Parag Khanna shares why he thinks Singapore is the perfect base to explore Asia and his personal mission to help other countries learn from the city-state.
Parag Khanna, an Indian American international relations expert and best-selling author, was born in India, but grew up in the United Arab Emirates, New York, and Germany. A Singapore permanent resident now, he moved to Singapore in 2012 (he bought a one-way ticket here), but the country had been on his radar since the early 2000s.
From 2004 to 2007, he visited 50 countries, including important emerging markets such as Brazil, Kazakhstan, and Indonesia. He profiled them all, and arrived at the conclusion that they each wanted their own Lee Kuan Yew – the former Prime Minister of Singapore who was largely responsible for the nation’s success today.

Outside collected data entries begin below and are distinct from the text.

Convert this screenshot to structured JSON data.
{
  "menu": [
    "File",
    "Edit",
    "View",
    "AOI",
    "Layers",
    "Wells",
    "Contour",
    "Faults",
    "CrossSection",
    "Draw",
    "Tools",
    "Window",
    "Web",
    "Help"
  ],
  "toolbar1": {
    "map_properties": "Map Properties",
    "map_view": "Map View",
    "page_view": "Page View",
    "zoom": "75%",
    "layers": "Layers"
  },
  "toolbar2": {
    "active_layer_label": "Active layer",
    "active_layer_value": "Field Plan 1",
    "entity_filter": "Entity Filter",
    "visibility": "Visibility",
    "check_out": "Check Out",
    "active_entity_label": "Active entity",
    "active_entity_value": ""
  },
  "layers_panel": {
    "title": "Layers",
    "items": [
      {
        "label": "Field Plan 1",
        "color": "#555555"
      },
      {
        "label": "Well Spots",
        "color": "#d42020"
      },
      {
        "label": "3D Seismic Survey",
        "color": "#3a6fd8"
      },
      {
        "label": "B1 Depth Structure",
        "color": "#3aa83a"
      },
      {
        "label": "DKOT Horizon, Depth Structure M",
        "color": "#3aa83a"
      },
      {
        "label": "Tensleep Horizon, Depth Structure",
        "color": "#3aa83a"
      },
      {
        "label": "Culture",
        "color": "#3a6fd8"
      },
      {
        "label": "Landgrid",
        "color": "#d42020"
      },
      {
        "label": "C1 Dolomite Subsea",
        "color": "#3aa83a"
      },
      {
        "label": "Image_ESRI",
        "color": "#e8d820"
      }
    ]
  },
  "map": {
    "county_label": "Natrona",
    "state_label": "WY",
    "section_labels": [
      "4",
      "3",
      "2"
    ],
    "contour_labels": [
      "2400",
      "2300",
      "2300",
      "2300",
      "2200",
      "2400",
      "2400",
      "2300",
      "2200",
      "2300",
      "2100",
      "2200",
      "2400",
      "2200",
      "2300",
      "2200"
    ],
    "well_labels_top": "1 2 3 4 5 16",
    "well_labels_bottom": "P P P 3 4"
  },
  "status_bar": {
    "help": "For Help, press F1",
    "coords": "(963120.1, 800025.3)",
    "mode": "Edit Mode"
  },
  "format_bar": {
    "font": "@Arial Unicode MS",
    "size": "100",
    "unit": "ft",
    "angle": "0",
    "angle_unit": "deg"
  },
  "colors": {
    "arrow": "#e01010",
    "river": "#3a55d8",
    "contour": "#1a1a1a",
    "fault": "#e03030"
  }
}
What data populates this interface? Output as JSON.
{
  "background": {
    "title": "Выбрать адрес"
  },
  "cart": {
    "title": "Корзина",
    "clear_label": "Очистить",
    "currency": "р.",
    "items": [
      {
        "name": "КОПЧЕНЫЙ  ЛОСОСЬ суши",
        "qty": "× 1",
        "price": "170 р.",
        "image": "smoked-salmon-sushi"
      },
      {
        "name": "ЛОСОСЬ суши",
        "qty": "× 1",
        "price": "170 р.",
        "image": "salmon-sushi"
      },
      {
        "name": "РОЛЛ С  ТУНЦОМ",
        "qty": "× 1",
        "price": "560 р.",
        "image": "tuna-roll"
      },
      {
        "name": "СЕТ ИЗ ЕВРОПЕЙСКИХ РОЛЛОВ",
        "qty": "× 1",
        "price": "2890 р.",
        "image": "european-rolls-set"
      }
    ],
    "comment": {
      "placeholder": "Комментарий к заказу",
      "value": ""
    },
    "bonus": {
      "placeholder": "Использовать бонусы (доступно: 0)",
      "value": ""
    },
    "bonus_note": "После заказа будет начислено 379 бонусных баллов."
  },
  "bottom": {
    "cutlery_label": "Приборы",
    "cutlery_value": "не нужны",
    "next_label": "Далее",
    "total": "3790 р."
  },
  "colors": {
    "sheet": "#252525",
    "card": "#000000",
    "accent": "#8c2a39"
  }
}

Khanna points out that for most of his life, people wanted to know about America; now, the spotlight is on Asia. He is keen to be part of this change in tide.
“Twenty years ago, we would not have expected the Prime Minister of the UK, Theresa May, to say the UK can be the Singapore of Europe. What’s ironic is that this used to be a British colony. I am now seeing an intellectual reversal, with Western countries saying, ‘We wish we were run like Asian countries such as Singapore’.

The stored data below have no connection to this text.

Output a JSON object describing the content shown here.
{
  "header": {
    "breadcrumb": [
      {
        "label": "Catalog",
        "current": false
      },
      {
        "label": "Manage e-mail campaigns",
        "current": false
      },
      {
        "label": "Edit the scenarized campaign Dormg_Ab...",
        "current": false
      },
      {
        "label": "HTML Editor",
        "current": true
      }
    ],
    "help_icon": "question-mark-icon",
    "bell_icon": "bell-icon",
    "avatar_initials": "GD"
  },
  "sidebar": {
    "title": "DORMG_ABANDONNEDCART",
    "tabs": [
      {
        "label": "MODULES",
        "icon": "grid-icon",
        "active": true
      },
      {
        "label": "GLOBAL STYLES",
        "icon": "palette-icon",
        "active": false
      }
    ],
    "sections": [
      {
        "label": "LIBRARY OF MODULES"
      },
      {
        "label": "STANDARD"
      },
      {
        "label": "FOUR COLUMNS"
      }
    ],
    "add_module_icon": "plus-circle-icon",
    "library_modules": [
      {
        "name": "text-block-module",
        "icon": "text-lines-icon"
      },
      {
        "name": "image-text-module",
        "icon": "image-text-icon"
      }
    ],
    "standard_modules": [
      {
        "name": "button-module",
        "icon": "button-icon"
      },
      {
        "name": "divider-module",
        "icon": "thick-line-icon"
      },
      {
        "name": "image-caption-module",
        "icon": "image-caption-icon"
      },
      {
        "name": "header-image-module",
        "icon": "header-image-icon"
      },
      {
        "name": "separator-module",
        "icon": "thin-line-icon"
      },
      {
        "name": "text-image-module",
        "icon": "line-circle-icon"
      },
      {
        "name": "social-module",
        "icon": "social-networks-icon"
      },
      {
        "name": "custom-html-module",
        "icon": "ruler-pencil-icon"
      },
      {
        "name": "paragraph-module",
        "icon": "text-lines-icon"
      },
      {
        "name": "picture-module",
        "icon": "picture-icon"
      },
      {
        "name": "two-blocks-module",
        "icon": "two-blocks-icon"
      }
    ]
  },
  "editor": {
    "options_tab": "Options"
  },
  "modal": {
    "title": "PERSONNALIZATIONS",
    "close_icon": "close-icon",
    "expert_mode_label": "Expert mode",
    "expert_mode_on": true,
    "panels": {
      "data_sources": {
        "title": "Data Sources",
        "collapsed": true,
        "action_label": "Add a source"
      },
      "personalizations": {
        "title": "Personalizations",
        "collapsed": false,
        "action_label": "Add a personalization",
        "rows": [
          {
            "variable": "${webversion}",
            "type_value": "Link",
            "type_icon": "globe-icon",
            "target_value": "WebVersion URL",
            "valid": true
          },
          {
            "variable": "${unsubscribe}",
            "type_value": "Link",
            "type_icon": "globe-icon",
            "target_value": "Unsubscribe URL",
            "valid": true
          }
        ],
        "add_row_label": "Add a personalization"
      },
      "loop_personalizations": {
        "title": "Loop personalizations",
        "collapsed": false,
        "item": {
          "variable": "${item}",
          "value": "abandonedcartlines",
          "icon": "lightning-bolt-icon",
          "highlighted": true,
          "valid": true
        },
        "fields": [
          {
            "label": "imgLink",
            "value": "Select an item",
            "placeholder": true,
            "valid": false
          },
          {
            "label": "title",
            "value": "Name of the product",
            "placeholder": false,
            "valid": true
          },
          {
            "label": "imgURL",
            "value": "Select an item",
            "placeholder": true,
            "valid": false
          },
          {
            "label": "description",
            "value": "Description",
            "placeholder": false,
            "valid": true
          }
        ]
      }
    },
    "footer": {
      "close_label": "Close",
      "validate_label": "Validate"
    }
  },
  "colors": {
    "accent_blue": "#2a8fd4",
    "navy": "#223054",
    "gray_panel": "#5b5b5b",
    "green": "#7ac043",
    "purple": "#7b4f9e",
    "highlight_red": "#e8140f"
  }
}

“My early years here were the times of post-9/11. America’s wars were failing and terrorism was on the rise. There was increasing need for a good quality leader in a turbulent world,” says Khanna, speaking from his experience as a senior geopolitical adviser to the US Special Operations Forces in Iraq and Afghanistan in 2007.
Earlier this year, he published Technocracy in America, a book on how large democracies can learn from the Singaporean and Swiss political systems. Khanna’s expertise and thought leadership in global economic and political strategy, and sustainable urban development, saw him named a Young Global Leader of the World Economic Forum. Following his move here, he joined the Lee Kuan Yew School of Public Policy as a senior research fellow at the Centre on Asia and Globalisation.
Part of the reason for his resolve to stay is that his personal mission is to help other countries become more like Singapore. He has served on the Committee on the Future Economy and is not ruling out taking on a more official governmental advisory role in time to come.